Kim et Trump? What the f***?!

Déclaration conjointe des deux Corées, sommet RPDC-USA, suspension d’exercices militaires USA-Corée du sud, discussion d’un traité formel de paix: un tournant radical sur la question coréenne en quelques mois?

Comme expliqué dans un précédent numéro, la stratégie internationale nucléaire de la République populaire démocratique de Corée (RPDC) de ces 30 dernières années est étonnamment stable pour des raisons économiques et sécuritaires.

Son dernier essai nucléaire fin 2017 a démontré sa capacité d’atteindre les USA, soit l’aboutissement d’une longue phase de préparation à des négociations. La tactique politique est la suivante: détenir un objet suffisamment menaçant pour prévenir toute intervention militaire, tout en proposant de s’en défausser pour exiger des garanties de sécurité, d’indépendance et de coopération économique.

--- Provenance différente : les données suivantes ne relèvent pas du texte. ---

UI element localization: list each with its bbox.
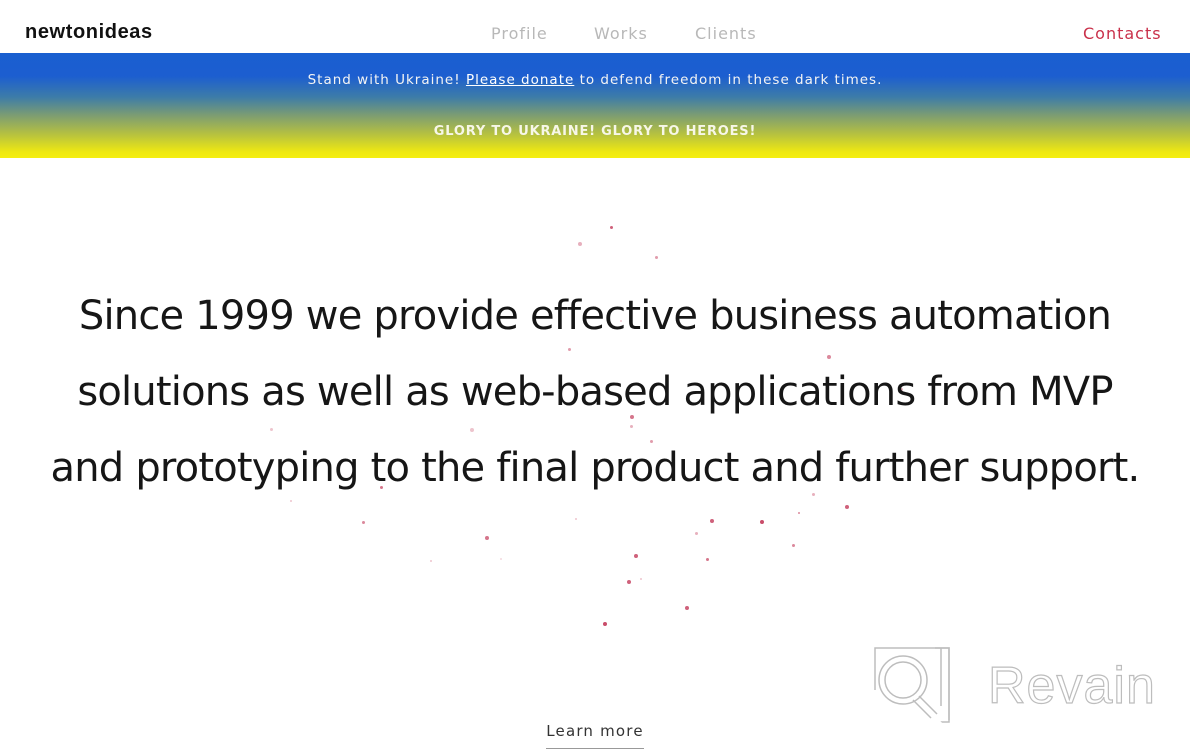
particle-dot xyxy=(760,520,764,524)
particle-dot xyxy=(710,519,714,523)
particle-dot xyxy=(640,578,642,580)
particle-dot xyxy=(500,558,502,560)
hero-line: solutions as well as web-based applicati… xyxy=(77,369,1113,415)
particle-dot xyxy=(798,512,800,514)
ukraine-support-banner: Stand with Ukraine! Please donate to def… xyxy=(0,53,1190,158)
banner-message: Stand with Ukraine! Please donate to def… xyxy=(0,72,1190,88)
particle-dot xyxy=(575,518,577,520)
particle-dot xyxy=(362,521,365,524)
nav-item-works[interactable]: Works xyxy=(594,24,648,43)
nav-item-clients[interactable]: Clients xyxy=(695,24,757,43)
particle-dot xyxy=(610,226,613,229)
revain-watermark: Revain xyxy=(873,646,1173,726)
particle-dot xyxy=(655,256,658,259)
nav-item-contacts[interactable]: Contacts xyxy=(1083,24,1162,43)
particle-dot xyxy=(792,544,795,547)
particle-dot xyxy=(706,558,709,561)
revain-logo-icon xyxy=(874,647,950,723)
particle-dot xyxy=(695,532,698,535)
particle-dot xyxy=(603,622,607,626)
banner-slogan: GLORY TO UKRAINE! GLORY TO HEROES! xyxy=(433,124,757,139)
particle-dot xyxy=(430,560,432,562)
particle-dot xyxy=(685,606,689,610)
particle-dot xyxy=(485,536,489,540)
nav-item-profile[interactable]: Profile xyxy=(491,24,548,43)
site-logo[interactable]: newtonideas xyxy=(25,21,153,44)
learn-more-container: Learn more xyxy=(0,722,1190,749)
hero-statement: Since 1999 we provide effective business… xyxy=(0,278,1190,506)
hero-line: and prototyping to the final product and… xyxy=(50,445,1141,491)
banner-text-after: to defend freedom in these dark times. xyxy=(574,72,883,88)
banner-text-before: Stand with Ukraine! xyxy=(307,72,466,88)
hero-line: Since 1999 we provide effective business… xyxy=(78,293,1112,339)
top-navigation-bar: newtonideas Profile Works Clients Contac… xyxy=(0,0,1190,53)
particle-dot xyxy=(627,580,631,584)
particle-dot xyxy=(578,242,582,246)
donate-link[interactable]: Please donate xyxy=(466,72,574,88)
learn-more-link[interactable]: Learn more xyxy=(546,722,644,749)
revain-wordmark: Revain xyxy=(987,656,1156,715)
particle-dot xyxy=(634,554,638,558)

La RPDC, OK, mais les États-Unis?

Une avancée sur le dossier coréen constituerait un haut fait pacifique pour la diplomatie trumpiste, à première vue à l’opposé de son bilan politique international: le pacte nucléaire iranien, l’ambassade des États-Unis à Jérusalem, son retrait du Conseil des droits humains de l’ONU, de l’UNESCO et de l’accord de Paris sur le climat, etc.

Ce coup diplomatique répond aussi aux exigences de la restructuration nationaliste du capitalisme étasunien pour se réaffirmer à l’égard des autres capitalismes, le fameux «America First». La reconfiguration de sa stratégie internationale et commerciale illustre sa réponse à deux buts contradictoires des relations entre États capitalistes: (1) garantir l’organisation et le fonctionnement des capitalismes à l’échelle mondiale, (2) tout en dominant les autres. Naïf celui qui croit que la domination s’exerce seule, aveugle celui qui croit au développement égalitaire des capitalismes.

Pour les USA, cette avancée a plusieurs fonctions. Elle permet de présenter le pays non seulement comme un acteur mondial incontournable tout en rejetant les institutions internationales multilatérales, mais aussi comme un acteur de paix. Elle ouvre d’ailleurs la porte à l’inclusion de la RPDC dans le marché mondial, qui expérimente depuis plusieurs années l’intégration de mécanismes de libre-­marché à son économie planifiée. Enfin, elle distrait des autres enjeux politiques brûlants auxquels Trump est confronté, enjolivant sournoisement l’impérialisme étatsunien.

Une première pierre pour la paix

Au sud du pays, une écrasante majorité soutient cette dynamique pacifique. En témoignent les sondages nationaux et les communiqués de nombreuses organisations, associations et syndicats. Au nord, la levée de l’état de siège serait forcément bénéfique au peuple. Matériellement, mais aussi politiquement, avec pour conséquence la libération de la circulation de l’information et dès lors, l’organisation de la lutte contre l’autoritarisme de l’État.

Quoi qu’il en soit, notre position de solidarité internationaliste doit s’inscrire en soutien sans faille à la pacification et à la démilitarisation de la péninsule coréenne, comme étape pour la paix, pour les droits démocratiques et des conditions de vies dignes pour toutes et tous.